Playing with my prey

  • Bon appétit !

Enjoy your meal

Comment un chat apprend-il à chasser ?

C’est ma maman Razemoquette qui m’a appris à chasser :

  • Au début, elle apportait une proie morte et la mangeait devant ma soeur, mes deux frères, et moi.
  • Ensuite, elle a posé une proie morte devant nous, et nous a laissé nous débrouiller pour essayer de manger un morceau.
  • Après, elle a apporté une proie à moitié morte, l’a tuée devant nous, et l’a mangée avec nous.
  • Puis elle a à nouveau apporté une proie à moitié morte, mais cette fois, nous avons dû essayer de la tuer nous-même.
  • Nous avons répété plusieurs fois chaque étape pour nous entraîner à être de bons chasseurs. Nous avons aussi continué notre entraînement dans nos jeux de chatons : les bagarres, les embuscades, tout était bon pour développer notre coordination et notre capacité à réagir rapidement.
  • Et quand Razemoquette a estimé que nous étions prêts, et capable de nous tenir tranquille quand elle nous le demandait, nous avons pu l’accompagner à la chasse pour perfectionner notre technique.

C’est ainsi que j’ai appris à chasser à Pixie.
First birdie !

Pourquoi mon chat m’offre-t-il ses proies ?

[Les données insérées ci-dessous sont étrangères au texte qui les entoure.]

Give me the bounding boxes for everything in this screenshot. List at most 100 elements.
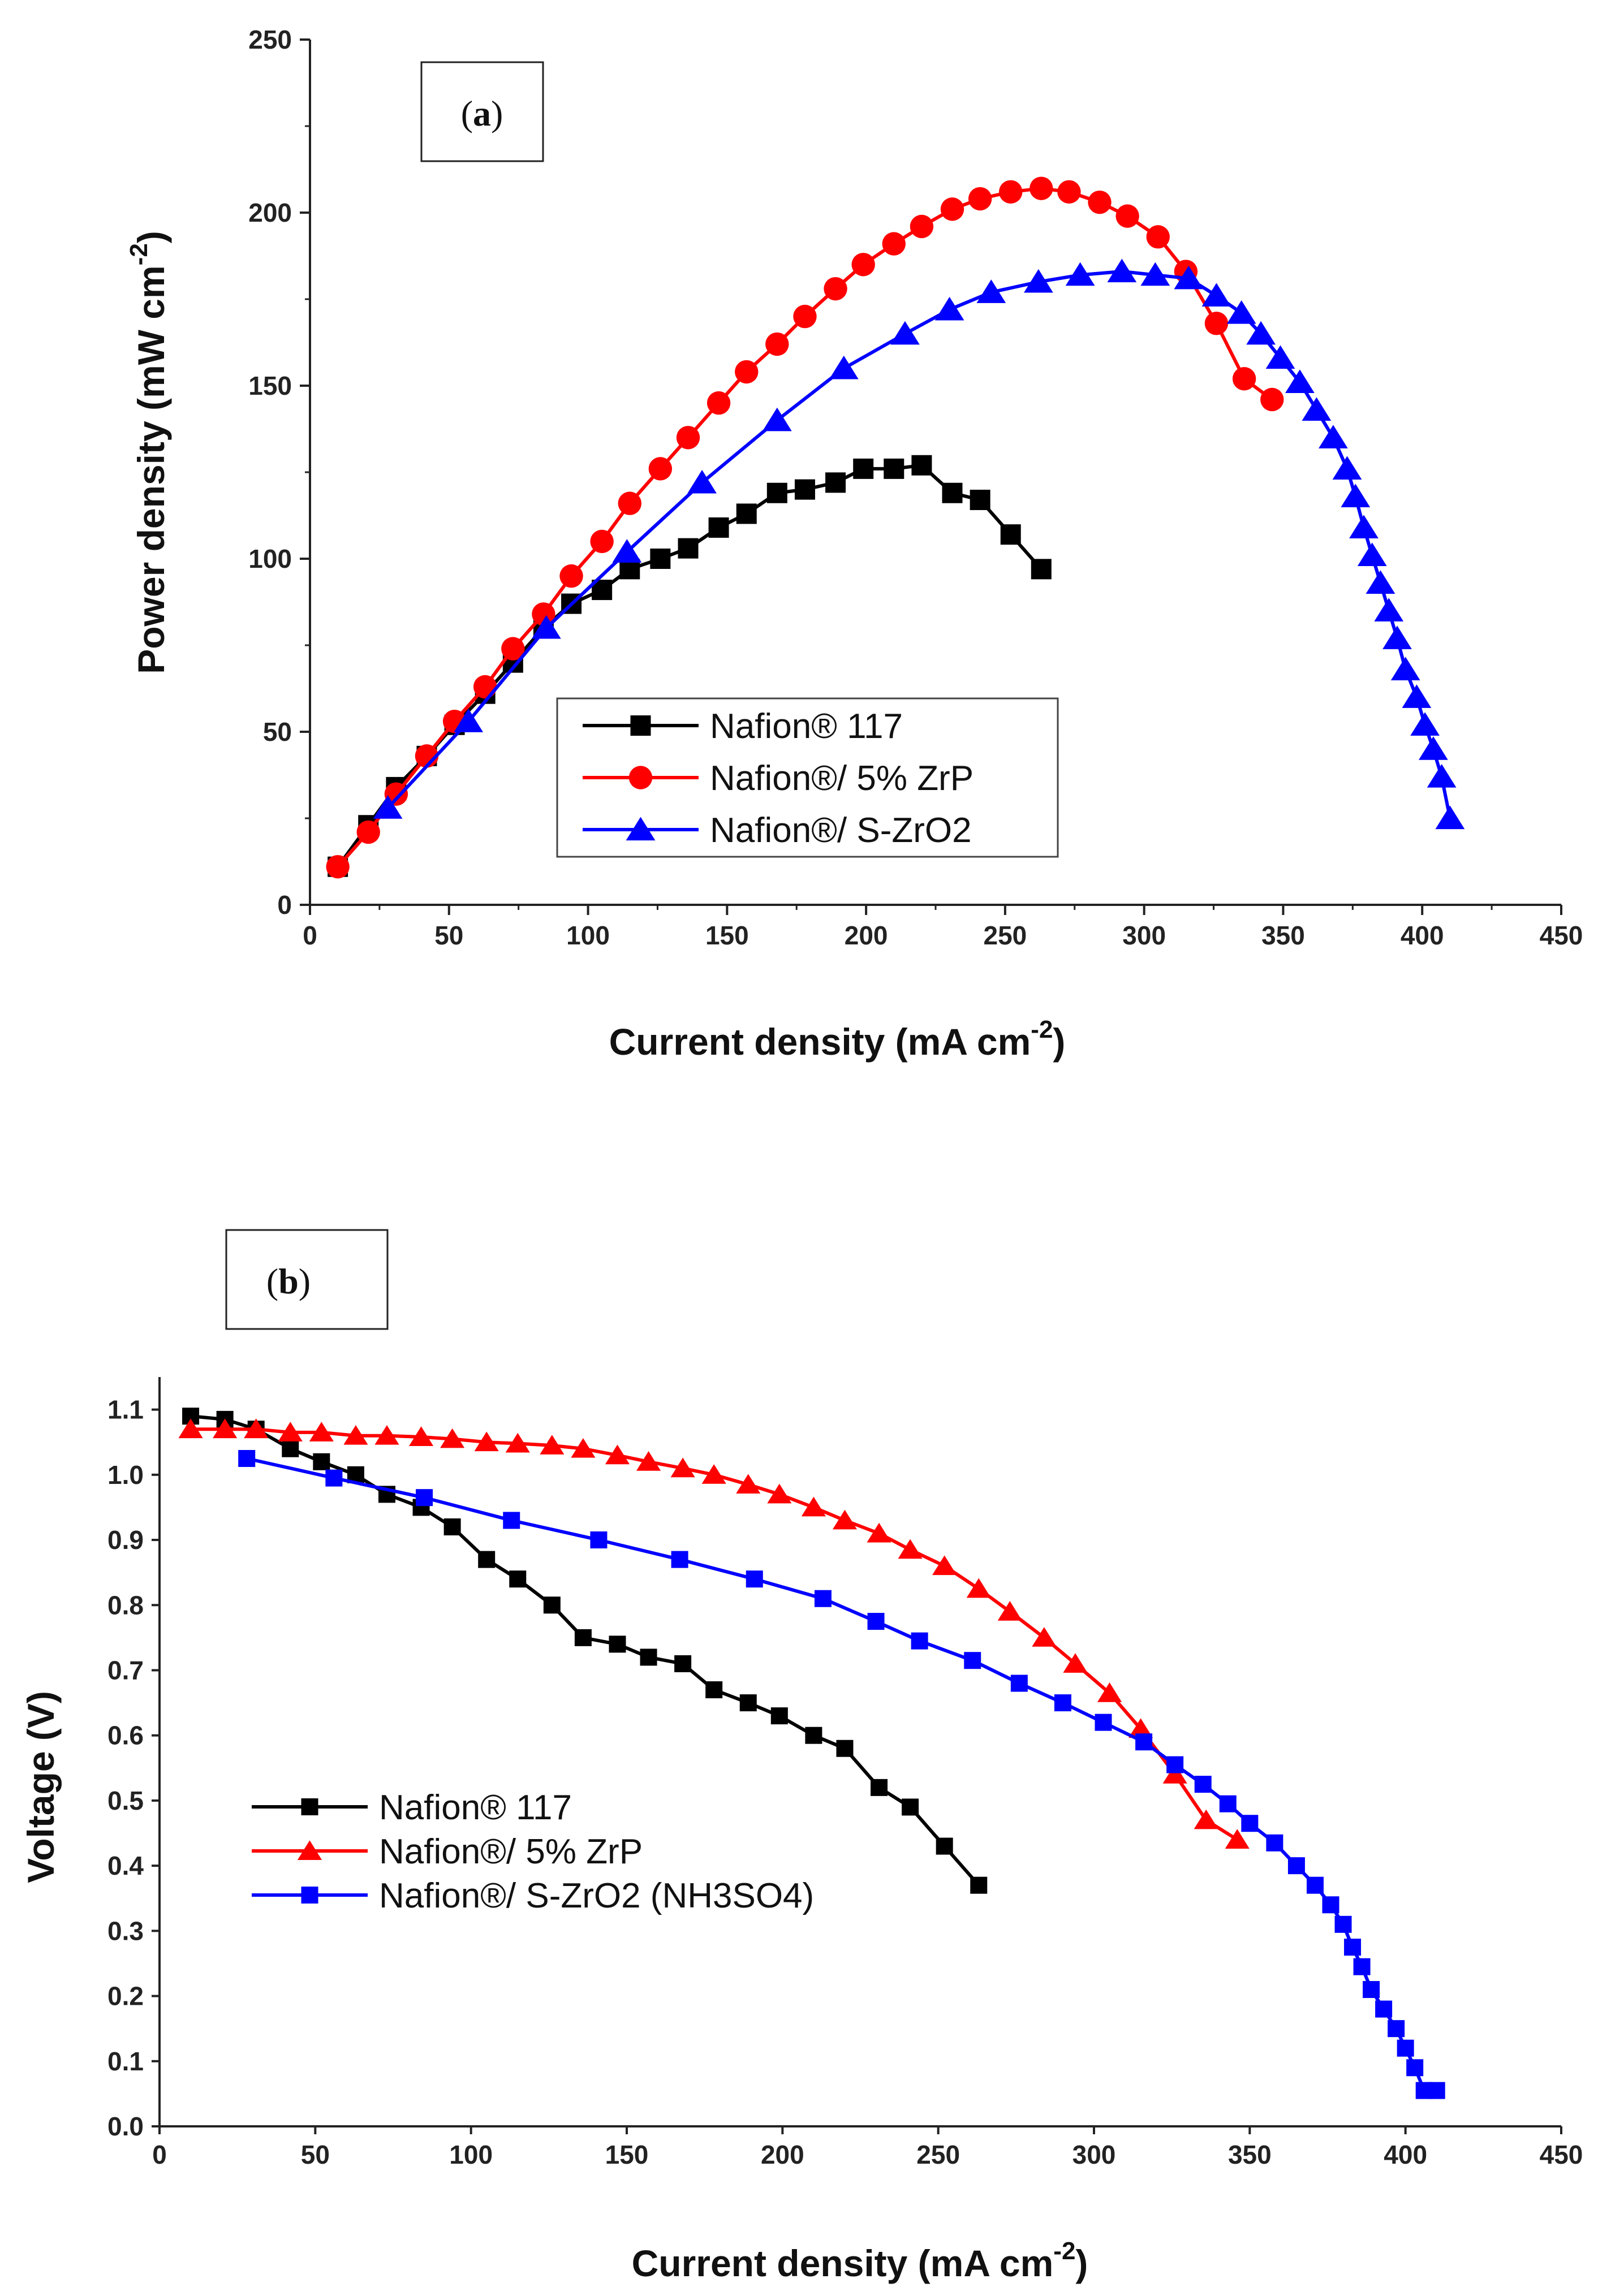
y-tick-label: 0.2 bbox=[107, 1982, 144, 2011]
data-point bbox=[882, 232, 906, 256]
data-point bbox=[968, 187, 992, 211]
data-point bbox=[571, 1438, 596, 1458]
voltage-chart: (b) 0 50 100 150 200 250 300 350 400 450 0.0 0.1 0.2… bbox=[20, 1229, 1583, 2284]
data-point bbox=[1410, 712, 1440, 736]
data-point bbox=[1341, 484, 1371, 507]
data-point bbox=[746, 1570, 763, 1588]
data-point bbox=[736, 1474, 761, 1494]
y-tick-label: 200 bbox=[248, 198, 292, 227]
data-point bbox=[1344, 1939, 1362, 1956]
y-tick-label: 1.1 bbox=[107, 1395, 144, 1425]
data-point bbox=[238, 1450, 256, 1468]
data-point bbox=[1032, 1627, 1057, 1647]
data-point bbox=[794, 479, 815, 500]
data-point bbox=[1287, 1857, 1305, 1875]
y-tick-label: 0.4 bbox=[107, 1851, 144, 1880]
data-point bbox=[1063, 1653, 1088, 1673]
y-tick-label: 0.5 bbox=[107, 1786, 144, 1815]
legend-item: Nafion®/ S-ZrO2 (NH3SO4) bbox=[252, 1876, 814, 1915]
x-tick-label: 350 bbox=[1261, 921, 1305, 950]
data-point bbox=[1057, 180, 1081, 204]
data-point bbox=[478, 1551, 496, 1568]
data-point bbox=[805, 1727, 822, 1744]
svg-text:(a): (a) bbox=[461, 93, 503, 133]
data-point bbox=[1260, 387, 1284, 412]
legend-item: Nafion® 117 bbox=[583, 707, 903, 746]
data-point bbox=[1357, 542, 1387, 567]
data-point bbox=[1266, 1834, 1283, 1852]
data-point bbox=[356, 820, 380, 844]
data-point bbox=[770, 1707, 788, 1725]
data-point bbox=[1285, 369, 1315, 394]
data-point bbox=[766, 482, 787, 503]
data-point bbox=[911, 1632, 928, 1650]
data-point bbox=[936, 1837, 953, 1855]
y-tick-label: 0.6 bbox=[107, 1721, 144, 1750]
x-tick-label: 50 bbox=[301, 2140, 330, 2169]
legend-label: Nafion® 117 bbox=[710, 707, 903, 746]
data-point bbox=[1174, 265, 1204, 290]
x-tick-label: 400 bbox=[1384, 2140, 1427, 2169]
data-point bbox=[1128, 1718, 1153, 1738]
data-point bbox=[605, 1444, 630, 1465]
data-point bbox=[1428, 2082, 1445, 2099]
data-point bbox=[325, 1469, 343, 1487]
data-point bbox=[574, 1629, 592, 1646]
data-point bbox=[1319, 425, 1348, 448]
x-tick-label: 350 bbox=[1228, 2140, 1272, 2169]
data-point bbox=[1107, 258, 1137, 283]
data-point bbox=[1097, 1682, 1122, 1702]
x-tick-label: 0 bbox=[152, 2140, 167, 2169]
data-point bbox=[1302, 397, 1332, 421]
data-point bbox=[1435, 805, 1465, 830]
data-point bbox=[829, 355, 859, 379]
data-point bbox=[309, 1422, 334, 1442]
x-tick-label: 300 bbox=[1072, 2140, 1116, 2169]
y-tick-label: 100 bbox=[248, 544, 292, 573]
x-tick-label: 450 bbox=[1540, 921, 1583, 950]
data-point bbox=[701, 1464, 726, 1484]
data-point bbox=[650, 549, 671, 569]
y-tick-label: 0.8 bbox=[107, 1590, 144, 1620]
data-point bbox=[1349, 515, 1379, 539]
legend-marker bbox=[626, 817, 656, 841]
data-point bbox=[282, 1440, 299, 1457]
legend-label: Nafion®/ S-ZrO2 bbox=[710, 811, 972, 850]
data-point bbox=[1427, 764, 1457, 788]
legend-item: Nafion®/ 5% ZrP bbox=[252, 1832, 643, 1871]
data-point bbox=[505, 1432, 530, 1453]
data-point bbox=[454, 709, 484, 732]
data-point bbox=[509, 1570, 527, 1588]
legend-label: Nafion®/ 5% ZrP bbox=[379, 1832, 643, 1871]
legend-label: Nafion®/ S-ZrO2 (NH3SO4) bbox=[379, 1876, 814, 1915]
data-point bbox=[824, 277, 847, 301]
data-point bbox=[374, 1425, 399, 1445]
x-tick-label: 0 bbox=[303, 921, 317, 950]
y-tick-label: 0.3 bbox=[107, 1916, 144, 1945]
data-point bbox=[890, 321, 920, 345]
x-tick-label: 100 bbox=[449, 2140, 493, 2169]
data-point bbox=[940, 197, 964, 221]
legend-marker bbox=[630, 715, 651, 736]
data-point bbox=[416, 1489, 433, 1507]
data-point bbox=[767, 1483, 792, 1504]
x-tick-label: 250 bbox=[984, 921, 1027, 950]
data-point bbox=[1322, 1896, 1339, 1914]
y-tick-label: 0.0 bbox=[107, 2112, 144, 2141]
data-point bbox=[636, 1451, 661, 1471]
data-point bbox=[343, 1425, 368, 1445]
panel-b-label-text: b bbox=[278, 1261, 299, 1301]
y-axis-title: Voltage (V) bbox=[20, 1691, 62, 1883]
data-point bbox=[1166, 1756, 1184, 1773]
data-point bbox=[1140, 262, 1170, 286]
legend-marker bbox=[628, 766, 653, 789]
data-point bbox=[898, 1539, 923, 1559]
data-point bbox=[670, 1457, 695, 1478]
series-nafion-s-zro2-nh3so4 bbox=[238, 1450, 1445, 2099]
data-point bbox=[942, 482, 963, 503]
data-point bbox=[676, 426, 700, 450]
data-point bbox=[1201, 283, 1231, 307]
data-point bbox=[801, 1496, 826, 1517]
data-point bbox=[1332, 456, 1362, 480]
data-point bbox=[1115, 204, 1139, 228]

Parce qu’il vous aime ! Pauvres humains, vous êtes si peu doués pour la chasse ! Il m’arrive souvent de miauler bruyamment en rentrant avec une proie, comme le faisait ma maman Razemoquette pour nous dire que le dîner était servi. J’aimerais bien que Claire apprenne à chasser, c’est pour cela que je lui offre de temps en temps une proie pour s’entraîner et se nourrir. Mais elle n’a pas l’air d’avoir faim : elle me félicite et me remercie, puis me rends gentiment ma proie (dehors !) pour que je puisse la manger moi-même.

Ne grondez jamais un chat qui vous apporte une proie : c’est une marque d’affection. Félicitez-le, et remerciez-le, car il vous considère comme un membre de sa famille, et prend soin de vous en partageant sa proie comme une chatte le fait avec ses chatons.